I am working on a presentation on multithreading and I want to demonstrate how instructions can increase in a factorially large way.

Consider the trivial program

a++;
b++;
c++;

In a single-threaded program the three assembly instructions (read, add one, write) that make up the ++ operation only has one order (read a, add one to a, write a to memory, read b,...)

In a program with just three threads executing these three lines in parallel there are many more configurations. The compiler can optimize and re-write these instruction in any order with the constraint that 'read', 'add one' and 'write' occur in order for a b and c. How many valid orders are there?

Initial thoughts: (3+3+3)!* 1/(3!+3!+3!)=20160

where (3+3+3)! is the total number of permutations without constraint and 1/(3!+3!+3!) is the proportion of permutations that have the correct order.

Answer 1

This might be more of a elaborate comment but...
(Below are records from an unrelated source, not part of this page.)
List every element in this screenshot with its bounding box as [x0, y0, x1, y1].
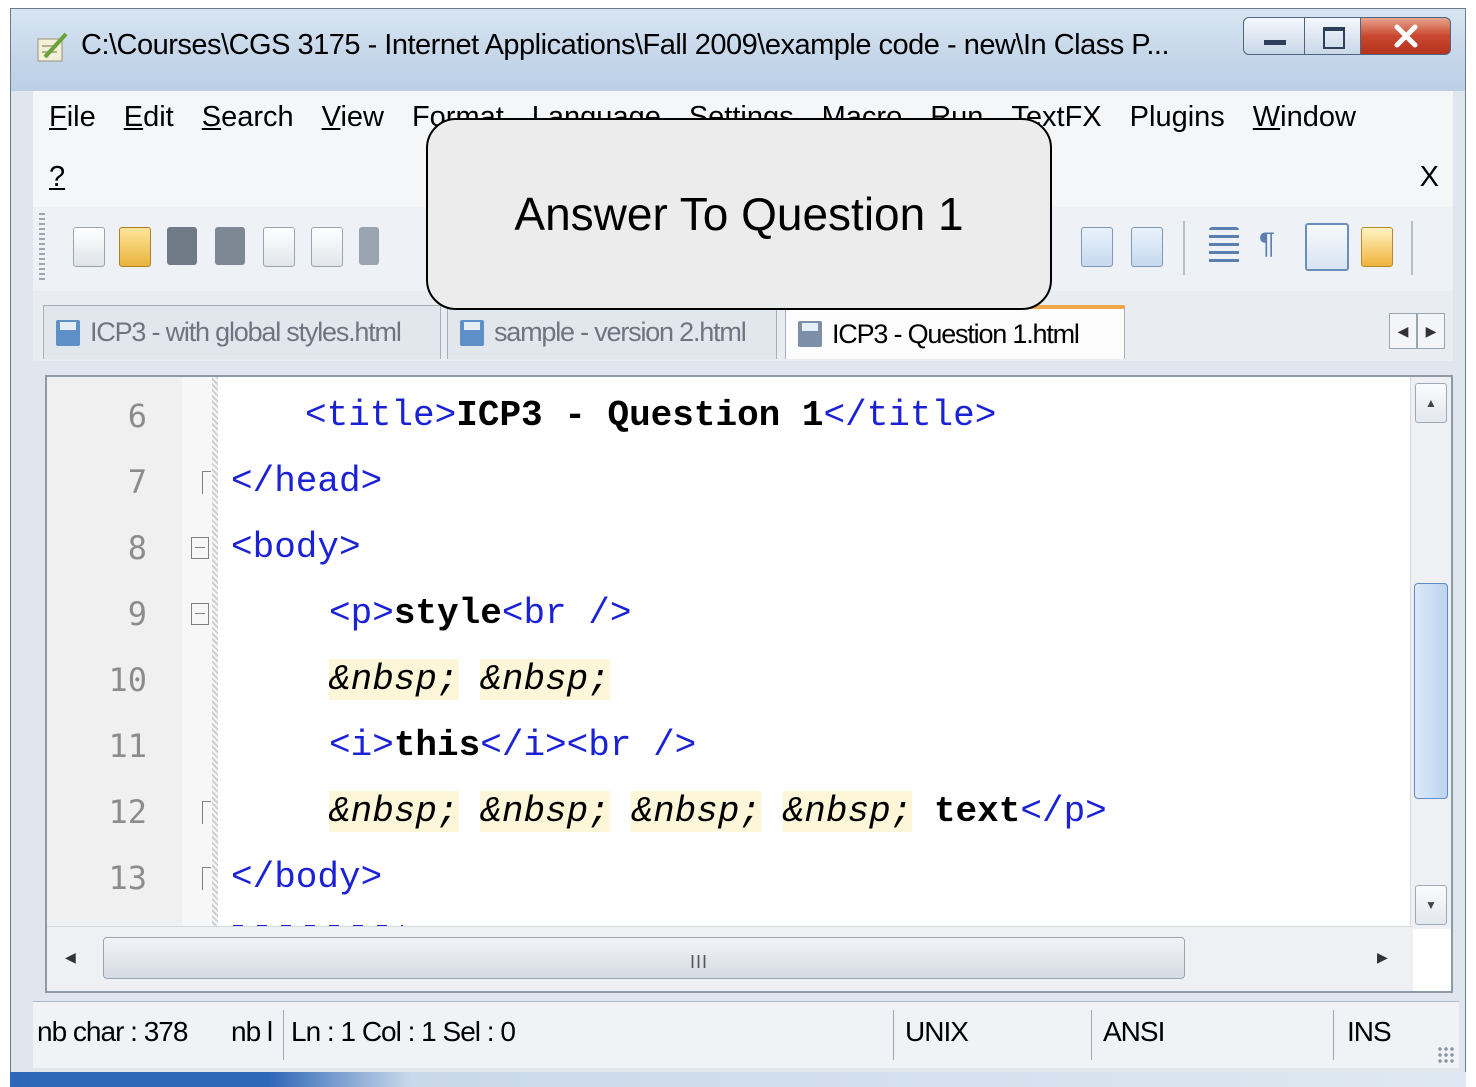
- code-line[interactable]: 6 <title>ICP3 - Question 1</title>: [47, 387, 1407, 453]
- maximize-icon: [1323, 27, 1345, 49]
- status-insert-mode: INS: [1347, 1016, 1392, 1047]
- line-number: 8: [127, 529, 147, 567]
- scroll-right-arrow-icon[interactable]: ▶: [1377, 949, 1388, 966]
- new-file-icon[interactable]: [73, 227, 105, 267]
- vertical-scrollbar[interactable]: ▲ ▼: [1410, 377, 1451, 929]
- status-separator: [893, 1010, 894, 1060]
- resize-grip[interactable]: [1437, 1046, 1455, 1064]
- close-all-icon[interactable]: [311, 227, 343, 267]
- menu-item-file[interactable]: File: [49, 101, 96, 134]
- status-bar: nb char : 378 nb l Ln : 1 Col : 1 Sel : …: [33, 1001, 1459, 1068]
- vertical-scroll-thumb[interactable]: [1414, 583, 1448, 799]
- menu-item-view[interactable]: View: [322, 101, 384, 134]
- horizontal-scroll-thumb[interactable]: III: [103, 937, 1185, 979]
- code-line[interactable]: 10 &nbsp; &nbsp;: [47, 651, 1407, 717]
- menu-item-search[interactable]: Search: [202, 101, 294, 134]
- save-icon[interactable]: [167, 227, 197, 265]
- maximize-button[interactable]: [1305, 17, 1361, 55]
- title-bar[interactable]: C:\Courses\CGS 3175 - Internet Applicati…: [11, 9, 1465, 91]
- line-number: 13: [108, 859, 147, 897]
- status-separator: [1091, 1010, 1092, 1060]
- user-defined-dialog-icon[interactable]: [1361, 227, 1393, 267]
- collapse-fold-icon[interactable]: [191, 537, 209, 559]
- status-eol-format: UNIX: [905, 1016, 969, 1047]
- arrow-right-icon: ▶: [1425, 322, 1437, 339]
- code-line[interactable]: 11 <i>this</i><br />: [47, 717, 1407, 783]
- menu-item-help[interactable]: ?: [49, 161, 65, 194]
- menu-item-plugins[interactable]: Plugins: [1130, 101, 1225, 134]
- close-file-icon[interactable]: [263, 227, 295, 267]
- sync-vertical-icon[interactable]: [1081, 227, 1113, 267]
- indent-guide-icon[interactable]: [1305, 223, 1349, 271]
- code-editor[interactable]: 6 <title>ICP3 - Question 1</title> 7 </h…: [45, 375, 1453, 993]
- code-line[interactable]: 13 </body>: [47, 849, 1407, 915]
- collapse-fold-icon[interactable]: [191, 603, 209, 625]
- notepad-plus-icon: [37, 32, 68, 62]
- tab-sample-version-2[interactable]: sample - version 2.html: [447, 305, 777, 359]
- save-all-icon[interactable]: [215, 227, 245, 265]
- saved-file-icon: [460, 319, 484, 346]
- tab-icp3-global-styles[interactable]: ICP3 - with global styles.html: [43, 305, 441, 359]
- arrow-left-icon: ◀: [1397, 322, 1409, 339]
- toolbar-separator: [1411, 221, 1413, 275]
- toolbar-separator: [1183, 221, 1185, 275]
- fold-end-marker: [202, 867, 211, 890]
- code-line[interactable]: 8 <body>: [47, 519, 1407, 585]
- horizontal-scrollbar[interactable]: ◀ III ▶: [47, 926, 1413, 991]
- status-line-count: nb l: [231, 1016, 273, 1047]
- taskbar-edge: [10, 1072, 1466, 1087]
- line-number: 10: [108, 661, 147, 699]
- saved-file-icon: [798, 321, 822, 347]
- status-char-count: nb char : 378: [37, 1016, 188, 1047]
- line-number: 6: [127, 397, 147, 435]
- code-line[interactable]: 7 </head>: [47, 453, 1407, 519]
- fold-end-marker: [202, 801, 211, 824]
- close-icon: [1394, 24, 1418, 48]
- open-file-icon[interactable]: [119, 227, 151, 267]
- line-number: 9: [127, 595, 147, 633]
- tab-label: sample - version 2.html: [494, 317, 747, 347]
- code-line[interactable]: 9 <p>style<br />: [47, 585, 1407, 651]
- show-all-chars-icon[interactable]: ¶: [1259, 227, 1279, 265]
- tab-label: ICP3 - with global styles.html: [90, 317, 402, 347]
- arrow-down-icon: ▼: [1425, 898, 1437, 912]
- minimize-icon: [1264, 40, 1286, 45]
- line-number: 11: [108, 727, 147, 765]
- status-separator: [1333, 1010, 1334, 1060]
- menu-item-window[interactable]: Window: [1253, 101, 1356, 134]
- scroll-grip: III: [690, 952, 709, 972]
- code-line[interactable]: 12 &nbsp; &nbsp; &nbsp; &nbsp; text</p>: [47, 783, 1407, 849]
- arrow-up-icon: ▲: [1425, 396, 1437, 410]
- tab-scroll-right-button[interactable]: ▶: [1417, 313, 1445, 349]
- tab-icp3-question-1[interactable]: ICP3 - Question 1.html: [785, 305, 1125, 359]
- scroll-up-button[interactable]: ▲: [1415, 383, 1447, 423]
- scroll-left-arrow-icon[interactable]: ◀: [65, 949, 76, 966]
- line-number: 12: [108, 793, 147, 831]
- status-cursor-position: Ln : 1 Col : 1 Sel : 0: [291, 1016, 516, 1047]
- tab-label: ICP3 - Question 1.html: [832, 318, 1080, 349]
- menu-item-edit[interactable]: Edit: [124, 101, 174, 134]
- close-document-button[interactable]: X: [1420, 161, 1439, 194]
- fold-end-marker: [202, 471, 211, 494]
- saved-file-icon: [56, 319, 80, 346]
- tab-scroll-left-button[interactable]: ◀: [1389, 313, 1417, 349]
- status-encoding: ANSI: [1103, 1016, 1165, 1047]
- word-wrap-icon[interactable]: [1209, 227, 1239, 265]
- close-button[interactable]: [1361, 17, 1451, 55]
- toolbar-grip[interactable]: [39, 213, 45, 283]
- status-separator: [283, 1010, 284, 1060]
- annotation-callout: Answer To Question 1: [426, 118, 1052, 310]
- sync-horizontal-icon[interactable]: [1131, 227, 1163, 267]
- window-title: C:\Courses\CGS 3175 - Internet Applicati…: [81, 29, 1170, 61]
- print-icon[interactable]: [359, 227, 379, 265]
- line-number: 7: [127, 463, 147, 501]
- minimize-button[interactable]: [1243, 17, 1305, 55]
- scroll-down-button[interactable]: ▼: [1415, 885, 1447, 925]
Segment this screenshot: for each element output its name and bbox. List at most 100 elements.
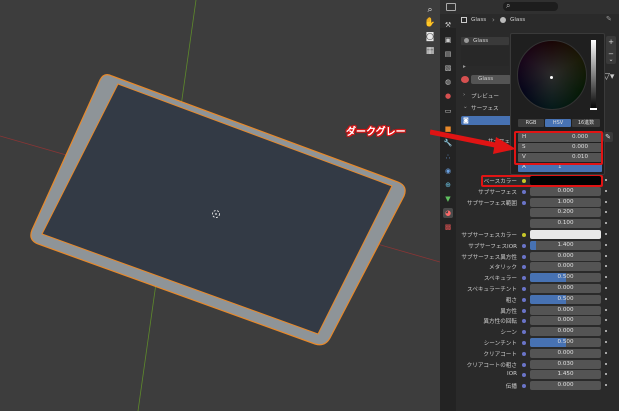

In the single thread version the compiler can reorder those additions with out the change in the output. c++ compilers are allowed to do so. So there is 3! possibilities for the single thread. And that is assuming the ++ is atomic.

When you go into multithreading the sense of order of operations loses its meaning, depending on architecture it can be done in precisely at the same time. In fact you do not even have threads. E.g. SSE instructions.

What you are trying to count is executing 3 additions where load->inc->store are not atomic, on a single thread. IMO, the way to impose order on the total of 9 elements would be similar to yours, but the factor would be (3!*3!*3!).

1st you take 9! then you impose order on 3 elements by dividing it by 3!, and then repeat process 2 more times. However I get the feeling that this factor is too big.

I would ask a mathematician that's good with combinatorics. The equivalent question is, having NxM coloured balls. N is the number of variables, M is the number of atomic operations you need to execute on each. What is the number of different orders for the balls. The colour is the variable. Because you know that 1st of a colour must be the load, 2nd ++ and 3rd store. So you get M=3 balls for each of N=3 colours. Maybe this representation would be better for a pure mathematician.

EDIT: Well apparently according to wikipedia on permutations of multisets my initial guess was right. Still I would check myself.